( from Ask Dr. Shulgin Online )


Dear Dr. Shulgin:

Why won't the FDA allow studies of the effects, both good and bad, of MDMA on humans?

--Jim


Dear Jim:

I think that you are over-concentrating on the FDA as being the delaying-body for such research, when in truth, there is a bureaucratic mass that effectively disallows research in the area of illegal drugs. The obstacles that will be encountered with any such request are many. Let me present a hypothetical example.

You are a Professor of Chemistry at the Athabasca University in Idaho. As an outgrowth of a discussion at the graduate seminar last Monday afternoon you would like to verify that MDA is indeed the primary metabolite of MDMA, in man. So you go into the lab on Tuesday morning, diddle with simple chemicals for a few hours and come up with a few hundred milligrams of MDMA. You eat 120 milligrams of it at 3:00 p.m., collect your urine at 6:00 p.m., and, making a basified extract of it at 6:10 p.m., get a sample for the GCMS at 6:30 and zap it into the machine. By about 7:00 p.m., you see a big peak for MDMA and another, somewhat smaller, peak that is clearly MDA, and you have the answer to your question. Yup. MDA is certainly a major metabolite of MDMA. All this is ordinary, standard laboratory procedure.
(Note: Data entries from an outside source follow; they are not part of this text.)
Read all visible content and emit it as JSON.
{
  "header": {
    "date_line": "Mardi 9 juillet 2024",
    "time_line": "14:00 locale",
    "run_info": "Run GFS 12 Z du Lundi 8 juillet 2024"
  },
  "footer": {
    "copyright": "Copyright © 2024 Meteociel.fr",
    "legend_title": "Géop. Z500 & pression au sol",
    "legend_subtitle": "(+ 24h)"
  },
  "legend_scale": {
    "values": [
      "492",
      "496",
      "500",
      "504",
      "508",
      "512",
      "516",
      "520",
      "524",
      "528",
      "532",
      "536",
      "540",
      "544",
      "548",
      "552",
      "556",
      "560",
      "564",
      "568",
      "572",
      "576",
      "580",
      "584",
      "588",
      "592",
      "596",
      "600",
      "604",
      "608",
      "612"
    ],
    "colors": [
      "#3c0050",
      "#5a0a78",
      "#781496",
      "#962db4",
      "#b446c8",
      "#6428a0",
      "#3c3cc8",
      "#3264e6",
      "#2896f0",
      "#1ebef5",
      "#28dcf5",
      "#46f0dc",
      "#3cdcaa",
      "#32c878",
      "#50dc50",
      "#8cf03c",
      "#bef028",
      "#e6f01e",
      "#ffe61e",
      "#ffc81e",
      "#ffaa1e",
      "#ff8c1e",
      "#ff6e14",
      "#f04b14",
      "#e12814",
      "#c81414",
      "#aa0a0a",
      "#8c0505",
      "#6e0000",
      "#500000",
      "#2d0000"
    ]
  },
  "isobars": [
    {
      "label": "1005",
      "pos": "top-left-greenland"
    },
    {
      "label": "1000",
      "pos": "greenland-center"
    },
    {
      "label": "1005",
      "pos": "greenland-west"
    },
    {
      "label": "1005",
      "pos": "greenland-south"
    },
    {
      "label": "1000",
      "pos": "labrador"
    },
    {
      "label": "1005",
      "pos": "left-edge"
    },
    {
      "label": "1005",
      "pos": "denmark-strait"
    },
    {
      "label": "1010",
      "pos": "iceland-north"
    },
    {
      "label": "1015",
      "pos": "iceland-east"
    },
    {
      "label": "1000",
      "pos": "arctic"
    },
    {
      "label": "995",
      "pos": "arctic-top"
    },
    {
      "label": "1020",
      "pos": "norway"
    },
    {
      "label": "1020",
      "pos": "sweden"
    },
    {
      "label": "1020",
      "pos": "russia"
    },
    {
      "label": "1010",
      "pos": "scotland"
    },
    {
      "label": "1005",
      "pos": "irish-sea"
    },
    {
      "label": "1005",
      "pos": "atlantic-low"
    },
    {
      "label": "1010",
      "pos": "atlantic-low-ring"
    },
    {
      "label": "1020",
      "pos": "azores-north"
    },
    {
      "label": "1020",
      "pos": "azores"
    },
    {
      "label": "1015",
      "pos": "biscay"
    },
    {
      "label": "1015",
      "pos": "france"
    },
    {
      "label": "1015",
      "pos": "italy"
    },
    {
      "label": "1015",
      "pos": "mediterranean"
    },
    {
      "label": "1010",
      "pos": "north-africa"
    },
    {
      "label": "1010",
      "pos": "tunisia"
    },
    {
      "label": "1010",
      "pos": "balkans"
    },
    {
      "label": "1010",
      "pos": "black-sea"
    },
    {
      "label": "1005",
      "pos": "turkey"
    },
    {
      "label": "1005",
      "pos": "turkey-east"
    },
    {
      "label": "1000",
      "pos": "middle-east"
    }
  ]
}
But all of this is secret within your isolated laboratory. What would happen if you wanted to publish this observation and share this finding with the world? Were you to send a paper to Nature with this simple finding, they would reject it since any acknowledgment on their part would make them conspirators to the knowing commission of a felony. You have synthesized an illegal drug without permission. You possess an illegal drug with the intent to sell. You have given an illegal drug to a person (yourself) with the intent to achieve an illegal effect. You have analyzed an illegal drug without permission. You and your Department allies, and your complacent University principals, are all clearly co-conspirators in the commission of a felonious crime. You will be dumped from the University and will be unemployable. Believe me, the FDA is only one obstacle to this noble intent. There are many others. Let me try to indicate some of them.

To perform human studies, a research IND must be obtained from the FDA. This requires that the Human Health Committee of your University review your research proposal and approve it. The proposal must be written out completely, with all the minor details spelled out. What is the legal vulnerability of the University if there is some suit bought by one of the research subjects? What are the Good Laboratory Practices (GLP) that will guarantee quality workmanship? What are the sources of the chemical needed and the assurances that they will be adequate? How will the identity and the purity of the product be assured? What is the source of your reference sample that will confirm identity and purity?

And this is, after all, a Schedule I drug. This is for the DEA. What are the security provisions that will guarantee that it cannot fall into the hands of an unauthorized person. Safety vaults. Registration of all dilution samples. Locks on all refrigerators. Who has the Schedule I license that assumes responsibility for everything being proper? How do you get the sample from the pharmacy vault to the experimental clinic safely?

And what are the criteria for the selection of the human subjects involved? Medical insurance provisions? And more specifically, just what are the questions to be asked? Why do you want to know the ratio of MDA to MDMA? Will this help to explain the recognized toxicity of MDMA in man?

Oh, by the way, where is the money coming from, to pay for this research? Please give details as to the sources and amounts of funds that are dedicated to this study, and the reasons for their interests.

You are looking at a minimum of two years of paper-work. I suggest reading Strassman's DMT book The Spirit Molecule for a painful description of this approval process. It is grotesque. The FDA is only a small component of this mess.